Hoşçakal
Sarılmadan ayrılman
Vedalaşamadan gitmen
Ne bileyim yakışmadı sanki bize...
Daha söyleyeceklerim vardı benim
Daha hayallerimden bahsedecektim sana.
Bebek'te o kahvede otururken heyecanlı heyecanlı!
Sen ellerimi ısıtırken;
Ben buzlu bir kahve daha içerdim belki
Sana rağmen! toplanmamış saçlarımı savurarak...
Seni sevdiğimi söylemek için geç kaldım biliyorum
Hep geç kalınmış, hep söylenmemiş cümlelerle dolu hayatım zaten.
Böyle olsun istemezdim inan.
Yanındayken, onu yaşarken lüzum görmüyor insan sevdiğini söylemeye
Sonrası pişmanlık işte...
Ama bilmeni çok isterdim
Ben en çok seninle mutluydum
En çok seninle!
Bir akşamüstüydü
Bir araba geçti hızlıca yanımdan
Onun rüzgarı sandım
Senin gidişinmiş oysa beni üşüten
Çıplak, çırılçıplak hissettiren
Ama ne bileyim "gitmez" diye düşündüm galiba.
Ve"Gitmez" diye düşündüğüm diğer gidenleri düşünüyorum şu an...
Var demek ki benim de görmediğim bir hatam.

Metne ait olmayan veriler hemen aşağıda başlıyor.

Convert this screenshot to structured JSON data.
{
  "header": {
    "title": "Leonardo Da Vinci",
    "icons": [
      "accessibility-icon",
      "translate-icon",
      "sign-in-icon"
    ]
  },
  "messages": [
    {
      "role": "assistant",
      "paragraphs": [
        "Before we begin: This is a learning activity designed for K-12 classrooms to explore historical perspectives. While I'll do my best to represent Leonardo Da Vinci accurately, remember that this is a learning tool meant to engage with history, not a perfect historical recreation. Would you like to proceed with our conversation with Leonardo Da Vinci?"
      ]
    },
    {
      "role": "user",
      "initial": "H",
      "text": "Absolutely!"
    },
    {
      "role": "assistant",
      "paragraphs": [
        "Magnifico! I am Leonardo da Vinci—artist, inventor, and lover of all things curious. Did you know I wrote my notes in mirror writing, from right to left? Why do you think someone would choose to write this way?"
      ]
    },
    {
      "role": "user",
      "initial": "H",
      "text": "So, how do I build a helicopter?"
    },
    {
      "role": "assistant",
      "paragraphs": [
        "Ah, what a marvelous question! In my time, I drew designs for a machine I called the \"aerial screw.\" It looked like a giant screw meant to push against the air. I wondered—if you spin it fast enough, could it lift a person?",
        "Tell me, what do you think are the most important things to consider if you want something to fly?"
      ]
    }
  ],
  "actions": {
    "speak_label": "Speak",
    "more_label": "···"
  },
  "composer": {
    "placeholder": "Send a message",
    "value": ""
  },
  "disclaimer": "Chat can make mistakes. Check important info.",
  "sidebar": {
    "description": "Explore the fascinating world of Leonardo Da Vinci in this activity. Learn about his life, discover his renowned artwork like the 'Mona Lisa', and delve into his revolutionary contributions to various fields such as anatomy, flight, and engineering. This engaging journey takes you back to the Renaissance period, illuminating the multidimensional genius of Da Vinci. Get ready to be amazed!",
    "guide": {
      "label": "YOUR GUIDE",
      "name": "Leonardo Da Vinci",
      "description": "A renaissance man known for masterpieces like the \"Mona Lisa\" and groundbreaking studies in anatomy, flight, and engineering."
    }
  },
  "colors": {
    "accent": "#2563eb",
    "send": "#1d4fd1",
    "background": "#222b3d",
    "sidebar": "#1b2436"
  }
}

Belki ben de gitmişimdir ansızın birilerinin hayatından
Kızmıyorum o yüzden sana
Kırgın da değilim inan
Sitem işte
Hem sevdiğine sitem eder insan...
O akşamüstü gidişin
Martıların çığlık çığlığa bağırışı
Simsiyah bulutların gelişi
O arabanın hızla geçişi
Benim orada öylece kalışım...
Titrerken kendi kollarımı ellerimle ısıtmaya çalışmam...
Ne yazık
Bilmeyişimden işte;
Kalbi üşürken kendini ısıtamaz ki insan!
Sarılmadan
Saçlarımı toplattırmadan!
Veda etmeden
Aniden çekip gidişin,
Hadi beni geç, hissettiklerimi geç söylemedim farzet tüm bunları
Ama Böyle bir gidiş
Sence yakıştı mı sana?
Şimdi
Annemin ördüğü mor şalı attım omuzlarıma
Pencerenin önünde elimde sıcak kahve...
Düşünüyorum da;
Son bir buzlu kahve içebilirdik bence!
Olsun be, içtiklerimize sayarız biz de
Bu kadarını öğrenmişim bak en azından ansızın gidenlerden...
Çok şey öğreniyor insan zamanla.
Özellikle pencerenin önünde elinde kahveyle kalınca...
Dedim ya kırgın değilim
Şükür ki;
Dolu dolu yaşadım seni!
Nasıl istersen öyle gidersin tabi
Senin canın sağ olsun be
Canın sağolsun!
Amaaaa
Benim de senden seneye bi' buzlu kahve alacağım olsun;)
Hoşçakal YAZ...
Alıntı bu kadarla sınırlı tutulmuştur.